See R. Fumerton and K. Kress, “Causation And The Law: Preemption, Lawful Sufficiency And Causal Sufficiency” (2001), 64 Law and Contemporary Problems 83 at 105.

And, more than a half-century ago, a famous philosopher, Bertrand Russell, had this to say about the John Locke and Locke’ philosophy. 

He is always sensible, and always willing to sacrifice logic rather than become paradoxical. He enunciates general principles which, as the reader can hardly fail to perceive, are capable of leading to strange consequences; but whenever the strange consequences seem about to appear, Locke blandly refrains from drawing them. To a logician this is irritating; to a practical man, it is proof of sound judgement. Since the world is what it is, it is clear that valid reasoning from sound principles cannot lead to error; but a principle may be so nearly true as to deserve theoretical respect, and yet may lead to practical consequences which we feel to be absurd. There is therefore a justification for common sense in philosophy, but only as showing that our theoretical principles cannot be quite correct so long as their consequences are condemned by an appeal to common sense which we feel to be irresistible. The theorist may retort that common sense is no more infallible than logic. But this retort, though made by Berkeley and Hume, would have been wholly foreign to Locke’s intellectual temper.

[Emphasis added]. See Bertrand Russell, A History of Western Philosophy (New York: Simon & Schuster, Inc., 1967) at 606 (paperback) (at 630 in the 1946 George Allen & Unwin edition).

So perhaps Canadian judges and lawyers can afford to go adventuring with philosophers now and again, albeit properly chaperoned and warded, if only to find ammunition for their petards.

After all, isn’t it said that one should keep one’s friends close and one’s enemies closer?

Comments

  1. David Collier-Brown

    It is also arguably true that valid reasoning from agreed facts cannot lead to error, save where the facts are found to be incorrect.

    The problem with principles is that, in principle, they are descriptive and correct, while in fact they may be generalizations from sets of facts that contain errors.

    Discovering contradictions and “practical consequences which we feel to be absurd” are the tests of such principle and of facts, something which courts are very capable of, without having to define what in the world “common sense” means.

    The latter is an adventure I don’t care to have!

    –dave (and yes, I am a philosopher by trade) c-b

  2. “It is also arguably true that valid reasoning from agreed facts cannot lead to error, save where the facts are found to be incorrect

    .

    Assuming those determining the meaning of “error” agree on the meaning of “error” which (I think) presumes agreement on what “valid” means in “valid reasoning”. But common law lawyers (who know their history) can always quote the other Holmes, too, and claim that the “life of the [common] law is experience not logic”. I added “common”.

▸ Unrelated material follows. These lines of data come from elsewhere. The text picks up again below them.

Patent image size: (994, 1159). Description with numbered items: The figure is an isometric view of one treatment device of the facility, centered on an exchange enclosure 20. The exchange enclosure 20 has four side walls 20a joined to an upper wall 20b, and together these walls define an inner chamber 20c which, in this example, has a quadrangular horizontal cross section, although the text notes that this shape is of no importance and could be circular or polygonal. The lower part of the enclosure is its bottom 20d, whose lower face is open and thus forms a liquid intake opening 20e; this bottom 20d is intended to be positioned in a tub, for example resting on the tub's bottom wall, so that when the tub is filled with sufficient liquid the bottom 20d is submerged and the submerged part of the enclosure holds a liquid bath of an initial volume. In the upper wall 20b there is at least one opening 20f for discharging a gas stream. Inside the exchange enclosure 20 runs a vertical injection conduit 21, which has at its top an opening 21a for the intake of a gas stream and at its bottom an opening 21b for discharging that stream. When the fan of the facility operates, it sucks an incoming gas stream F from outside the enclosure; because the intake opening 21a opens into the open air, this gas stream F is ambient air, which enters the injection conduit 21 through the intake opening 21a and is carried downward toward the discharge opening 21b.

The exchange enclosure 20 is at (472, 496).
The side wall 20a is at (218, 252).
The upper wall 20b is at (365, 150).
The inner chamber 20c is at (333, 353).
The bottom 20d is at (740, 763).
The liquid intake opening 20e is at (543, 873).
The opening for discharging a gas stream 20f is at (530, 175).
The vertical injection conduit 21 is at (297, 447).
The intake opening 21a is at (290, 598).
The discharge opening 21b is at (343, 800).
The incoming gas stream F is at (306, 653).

    We could debate, until the cows come in, whether law’s “valid” is, needs to be, or even ought to be, the same as science’s (writ large)”valid”.

    We wouldn’t accept a judge – other than on Monty Python – declaring that he or she applies the principle of Jabberwocky. Yet (in my view) that’s what the common sense mantra amounts to. Or it’s a black hole which, unlike those in our universe, doesn’t allow any information about it to escape.

    Common sense is (in my view) the juridical equivalent of the juror’s “wah wah wah”. See (now) Ian Binne, “Science in the Courtroom: The Mouse That Roared” 2007 56 U.N.B.L.J. 307 at 314-15 for the source of that phrase. He wasn’t referring to the content of judicial analysis, there.

    A leading American tort scholar recently used the phrase “virtually nonsensical gibberish” to describe some American jurisprudence on causation in tort. Others have used phrases such as “vacuous incantations”. That’s often enough accurate for our jurisprudence. I’m (sometimes) not sure ours is entitled to the “virtually”.

    That doesn’t mean the decisions the judges made are necessarily wrong; nor even that the decision made can’t be supported as the better decision. It just means that there’s a disconnect between the rules which are supposed to have been applied, or purport to have been applied, and the result.